I looked up. “What?”

“Are you okay to be a zombie?”

“What do you mean? Why not?”

“Maybe you’d rather be something less morbid. Maybe zombies are putting you in the wrong head space.”

“God, Smarty. I’m not that sensitive, am I?”

Rachel began popping her knuckles, from thumb to pinkie. “Sometimes it’s hard to tell what you want, minute by minute.”

“The bandages will hide my scars.” I touched my forehead. “Unless…I went as the lead singer of Weregirl. Now that’s an easy costume—ripped tights and an army jacket and patrol boots.”

“And then you can enjoy all the blank stares since nobody knows that band.”

“Smarty, when did I start liking Weregirl? I listen to them all the time now.”

“Ugh, Ember. I don’t know. I wasn’t keeping babysitting tabs on you after you deep-sixed Holden,” said Rachel—her voice had gone flat in that way I’d come to recognize when she spoke about last year. “You turned distant. Holden was in a terrible place, and I had cousin custody of him. Plus you didn’t want me.” Then it was as if she were making a conscious effort to lighten up, as she stuck out her tongue, then dug back into her Pops. “So bottom line, poor me.”

“I don’t remember Holden being in bad shape.”

“Well, he’s proud, you know.

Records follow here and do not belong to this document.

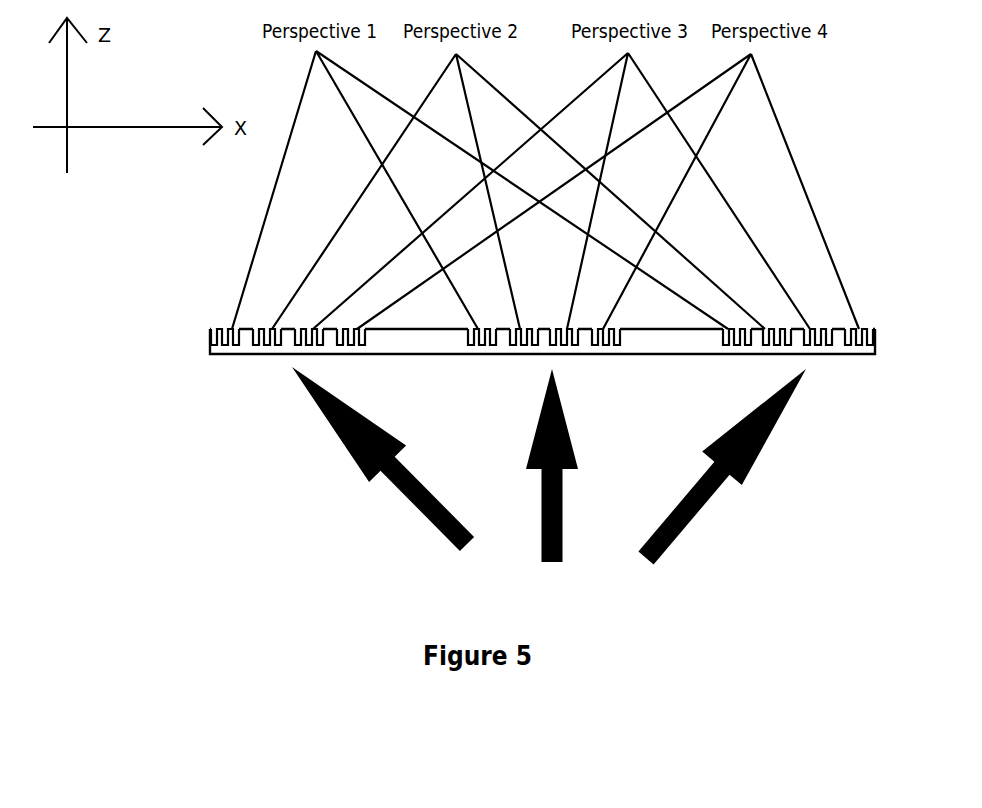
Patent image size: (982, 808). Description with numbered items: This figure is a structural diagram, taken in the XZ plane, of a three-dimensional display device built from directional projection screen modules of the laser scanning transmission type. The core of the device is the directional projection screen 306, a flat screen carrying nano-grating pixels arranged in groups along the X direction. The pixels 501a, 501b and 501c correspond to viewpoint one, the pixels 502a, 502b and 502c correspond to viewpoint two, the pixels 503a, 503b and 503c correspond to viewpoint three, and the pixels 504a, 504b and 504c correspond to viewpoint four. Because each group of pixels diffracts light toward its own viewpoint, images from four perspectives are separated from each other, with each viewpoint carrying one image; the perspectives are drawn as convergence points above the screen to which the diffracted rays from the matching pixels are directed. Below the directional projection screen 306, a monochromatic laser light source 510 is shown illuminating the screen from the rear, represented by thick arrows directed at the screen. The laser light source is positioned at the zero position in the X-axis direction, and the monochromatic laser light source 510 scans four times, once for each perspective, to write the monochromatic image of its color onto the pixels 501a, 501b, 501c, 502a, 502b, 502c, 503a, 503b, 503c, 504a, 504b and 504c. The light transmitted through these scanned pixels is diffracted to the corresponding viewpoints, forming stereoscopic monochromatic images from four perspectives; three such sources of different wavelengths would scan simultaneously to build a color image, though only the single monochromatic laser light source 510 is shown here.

The directional projection screen 306 is at (229, 347).
The pixel 501a is at (222, 328).
The pixel 502a is at (268, 328).
The pixel 503a is at (306, 328).
The pixel 504a is at (346, 348).
The pixel 501b is at (470, 328).
The pixel 502b is at (520, 328).
The pixel 503b is at (568, 328).
The pixel 504b is at (600, 328).
The pixel 501c is at (737, 346).
The pixel 502c is at (765, 328).
The pixel 503c is at (810, 328).
The pixel 504c is at (848, 328).
The monochromatic laser light source 510 is at (549, 487).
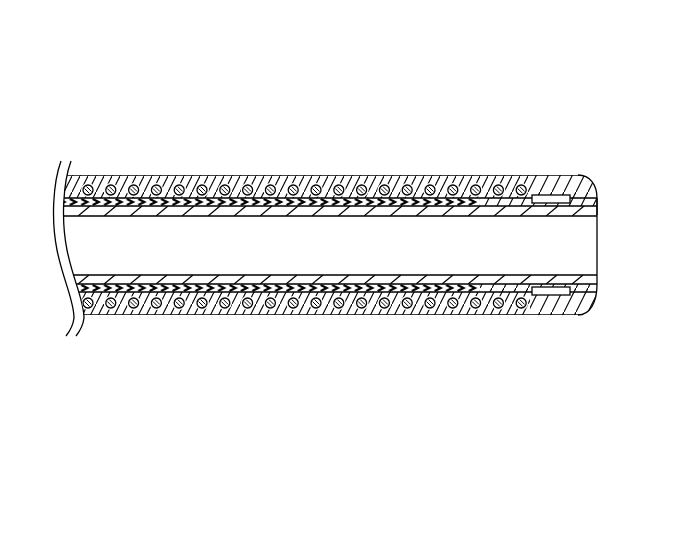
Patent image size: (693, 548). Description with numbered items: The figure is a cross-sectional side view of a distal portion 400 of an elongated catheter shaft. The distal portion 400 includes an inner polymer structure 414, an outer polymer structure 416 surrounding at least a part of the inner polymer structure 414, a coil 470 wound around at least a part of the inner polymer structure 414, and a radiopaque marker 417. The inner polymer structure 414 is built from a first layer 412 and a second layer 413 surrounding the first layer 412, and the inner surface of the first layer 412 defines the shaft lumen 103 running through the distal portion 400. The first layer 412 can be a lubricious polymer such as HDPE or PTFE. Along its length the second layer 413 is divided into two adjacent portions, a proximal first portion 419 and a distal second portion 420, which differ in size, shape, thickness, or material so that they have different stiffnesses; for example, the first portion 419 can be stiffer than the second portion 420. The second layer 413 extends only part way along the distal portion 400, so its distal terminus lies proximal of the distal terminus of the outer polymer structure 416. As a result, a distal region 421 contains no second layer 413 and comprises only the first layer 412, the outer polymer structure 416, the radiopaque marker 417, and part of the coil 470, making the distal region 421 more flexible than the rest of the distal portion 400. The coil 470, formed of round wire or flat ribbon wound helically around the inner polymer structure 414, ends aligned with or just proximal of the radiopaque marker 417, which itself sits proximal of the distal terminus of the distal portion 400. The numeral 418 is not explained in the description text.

The distal portion 400 is at (100, 104).
The first portion 419 is at (217, 177).
The second layer 413 is at (330, 185).
The second portion 420 is at (463, 185).
The distal region 421 is at (600, 97).
The radiopaque marker 417 is at (553, 195).
The inner polymer structure 414 is at (599, 197).
The distal tip 418 is at (600, 251).
The first layer 412 is at (487, 207).
The lumen 103 is at (313, 257).
The outer polymer structure 416 is at (171, 318).
The coil 470 is at (449, 303).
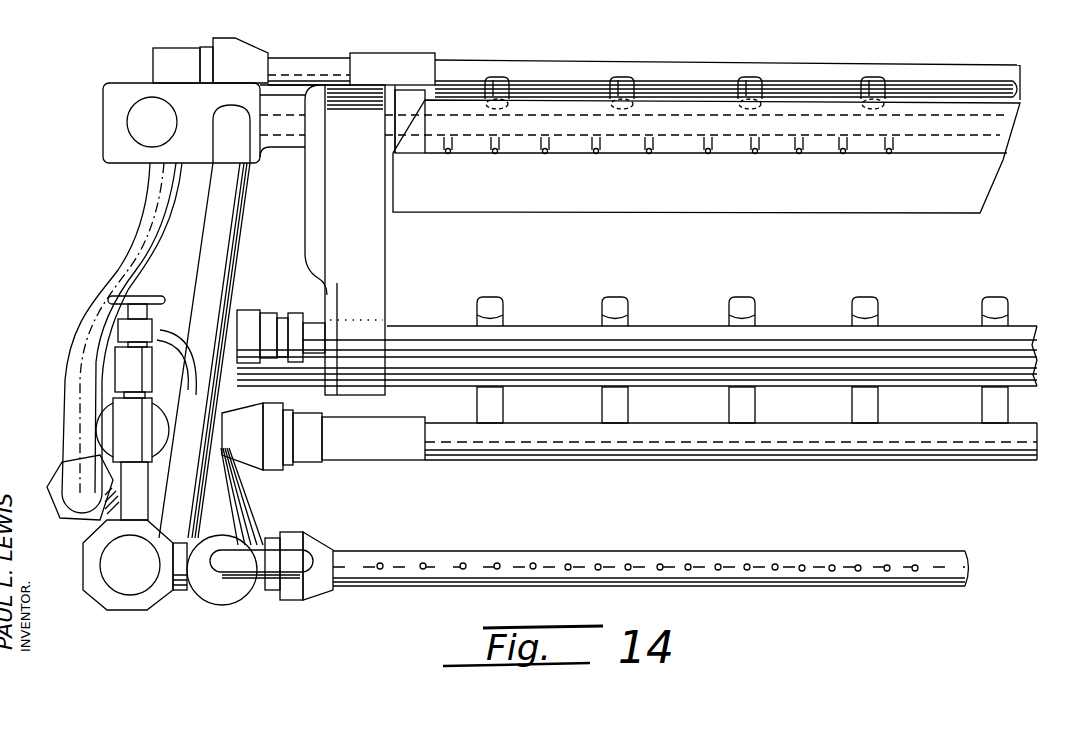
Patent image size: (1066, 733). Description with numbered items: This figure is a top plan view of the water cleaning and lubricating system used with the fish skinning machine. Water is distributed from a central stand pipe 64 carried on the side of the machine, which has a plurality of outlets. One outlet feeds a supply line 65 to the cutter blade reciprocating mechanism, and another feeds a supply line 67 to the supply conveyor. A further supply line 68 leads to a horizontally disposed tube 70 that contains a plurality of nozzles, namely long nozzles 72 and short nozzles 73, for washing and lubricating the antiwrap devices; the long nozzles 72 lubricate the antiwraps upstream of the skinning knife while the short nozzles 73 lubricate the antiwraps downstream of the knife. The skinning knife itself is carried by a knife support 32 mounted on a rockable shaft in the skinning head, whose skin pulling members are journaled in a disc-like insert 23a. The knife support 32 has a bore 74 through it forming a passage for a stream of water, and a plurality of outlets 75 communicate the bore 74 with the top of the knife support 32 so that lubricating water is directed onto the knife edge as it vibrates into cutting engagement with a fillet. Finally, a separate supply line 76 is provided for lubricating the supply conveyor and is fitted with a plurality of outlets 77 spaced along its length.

The disc like insert 23a is at (368, 280).
The knife support 32 is at (478, 203).
The central stand pipe 64 is at (137, 605).
The supply line 65 is at (220, 290).
The supply line 67 is at (546, 565).
The supply line 68 is at (165, 222).
The horizontally disposed tube 70 is at (575, 68).
The long nozzle 72 is at (500, 300).
The short nozzle 73 is at (500, 78).
The bore 74 is at (665, 128).
The outlet 75 is at (705, 143).
The supply line 76 is at (747, 542).
The outlet 77 is at (426, 564).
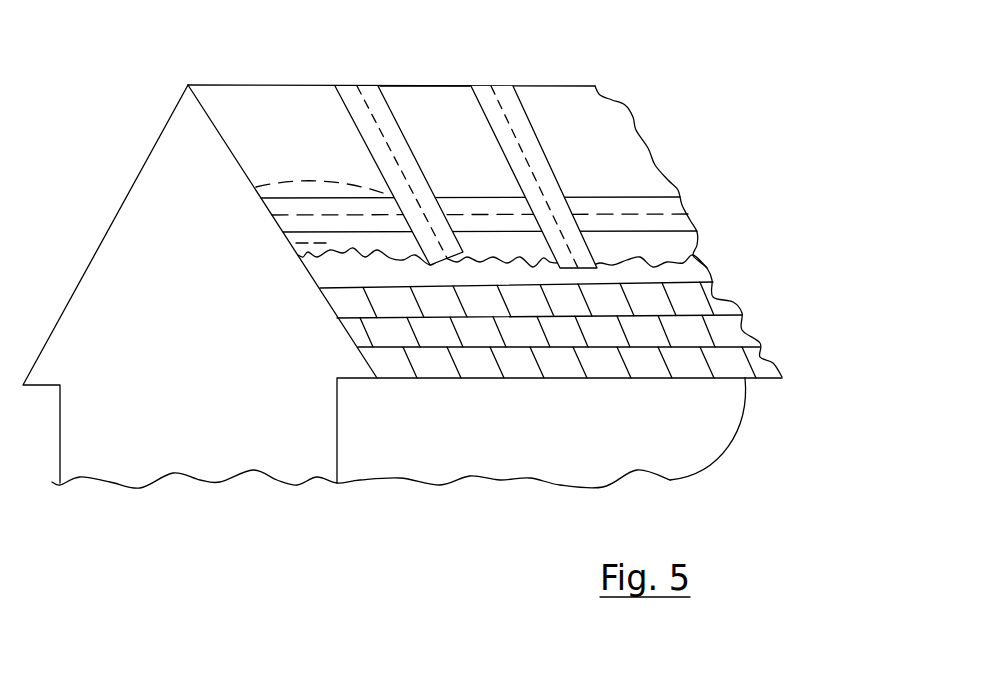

Not pitiful.”

“The breakup was hard on us both.”

“Hard on us all. You checked out, Emb. Even when I tried to find a way back to being friends.”

“Right. I know.”

“Hey, I think I want to be the groom zombie,” she said. “I’m taller with no boobs. You wear—used to wear—dresses all the time. You should be the one to go bridal.”

Used to. I used to wear dresses all the time. But I don’t anymore. Ever. I fobbed off the suggestion with a shrug. “Except it’s the one night I can put on Dad’s eighties tux jacket. So how about let’s be two groom zombies?”

“Oh, you’re so difficult sometimes.” But then Rachel begrudged a smile. “Okay, fine.” And then, as if daring herself, she wolfed down the rest of the pizza slice. “Not bad, actually.”

“Liar.” I smiled. She was trying, I knew. Trying to understand this girl I’d become, after the breakup, the accident, the year away from her. She wanted to preserve and maybe even reinvent our friendship, to be here for me—whatever parts of me she could find. And I knew I wanted her back, too. It wasn’t her fault I was partly hidden from her. In many ways, I was hidden from everyone. Myself included.